Of all the possible Brown destinations, though, one seems to stand alone. The Colts have a league-leading $107.6 million in cap space, along with an extra 2019 second-round pick they acquired from the Jets last year in the trade that netted New York Sam Darnold. Indianapolis also has a glaring hole in its receiving corps opposite T.Y. Hilton, who just so happens to be a friend of Brown’s and a fellow product of the Liberty City neighborhood of Miami. It’s possible that Colts GM Chris Ballard, who tore Indy’s roster down to the screws after he arrived in 2017 and has since built it into a playoff contender, feels that dealing for a personality like Brown could compromise the excellent plan he already has in place. But the point of stockpiling draft assets and cap room is to acquire the best talent possible, and Brown certainly qualifies as such. An offense with head coach Frank Reich at the helm, Andrew Luck at quarterback, and Brown and Hilton on the outside would be absolutely terrifying. While Pittsburgh may be reticent to give another AFC team the key that could unlock a powerhouse, stranger things have happened. Stranger things have happened with this story alone.

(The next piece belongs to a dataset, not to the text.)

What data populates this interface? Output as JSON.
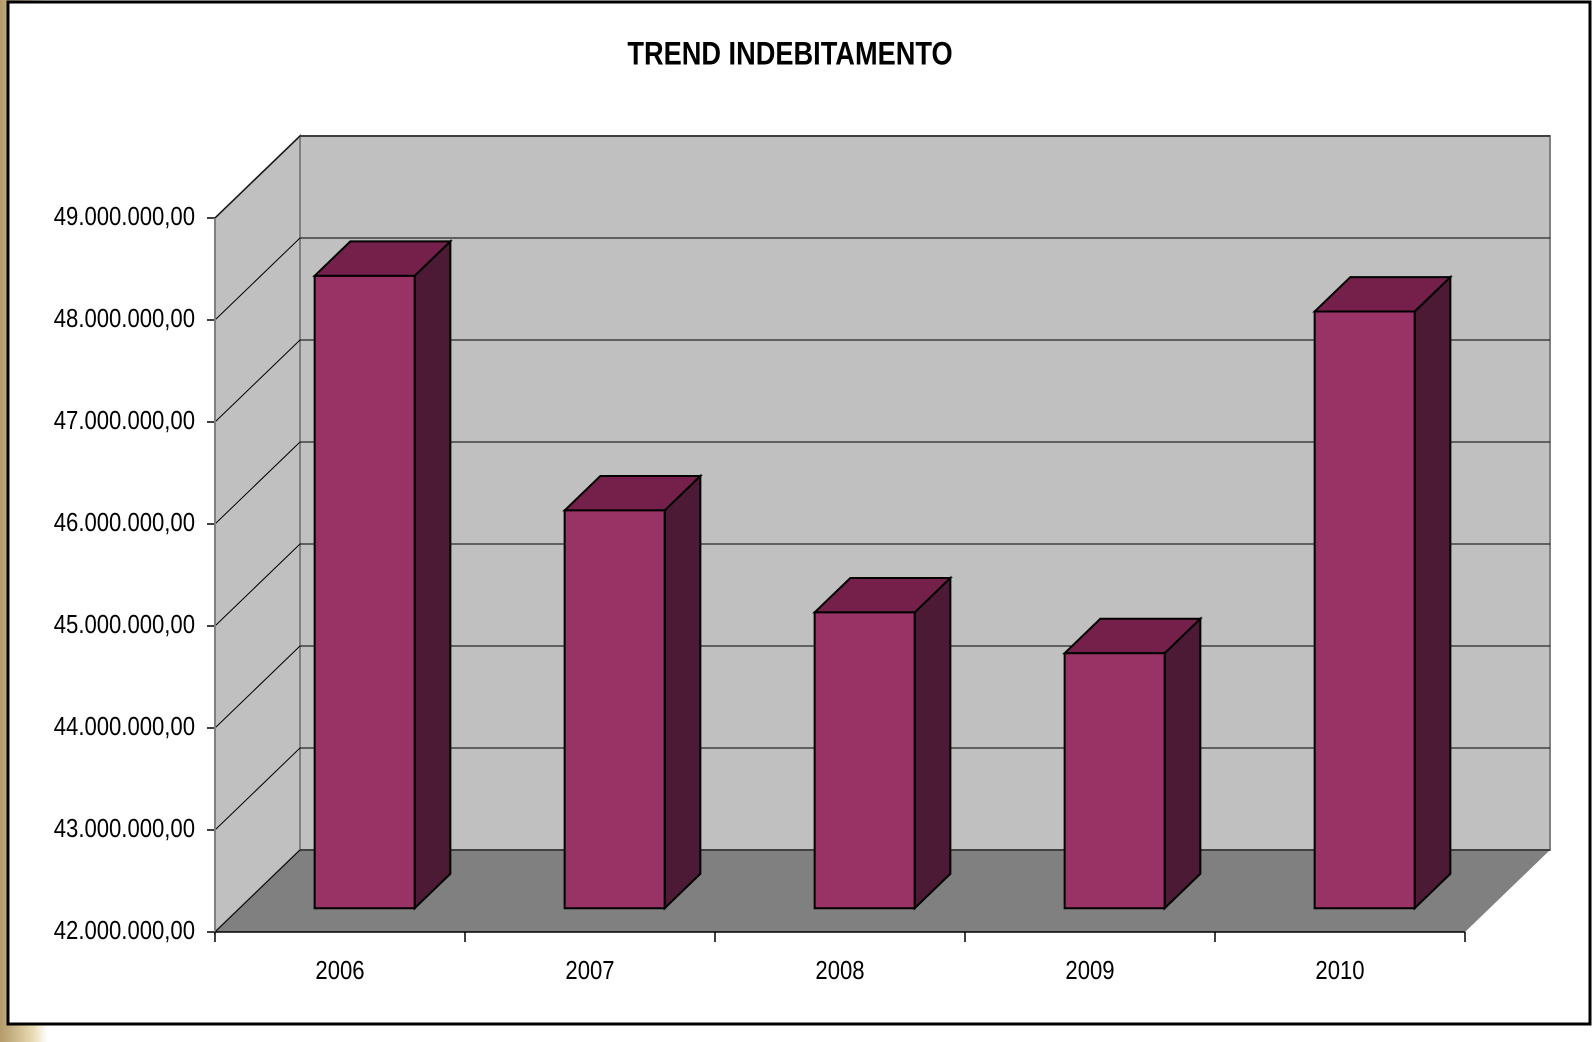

Talents like Brown come around once or twice in a generation. When guys like that are available, there’s an obligation for NFL decision-makers to do everything in their power to get them. And that makes the way this has unfolded for the Steelers all the more puzzling. Over the past six years, Pittsburgh has watched Brown transform into one of the most prolific players in history. Now, as the franchise enters the twilight of Roethlisberger’s career, it’s prepared to do so without the best receiver of his era.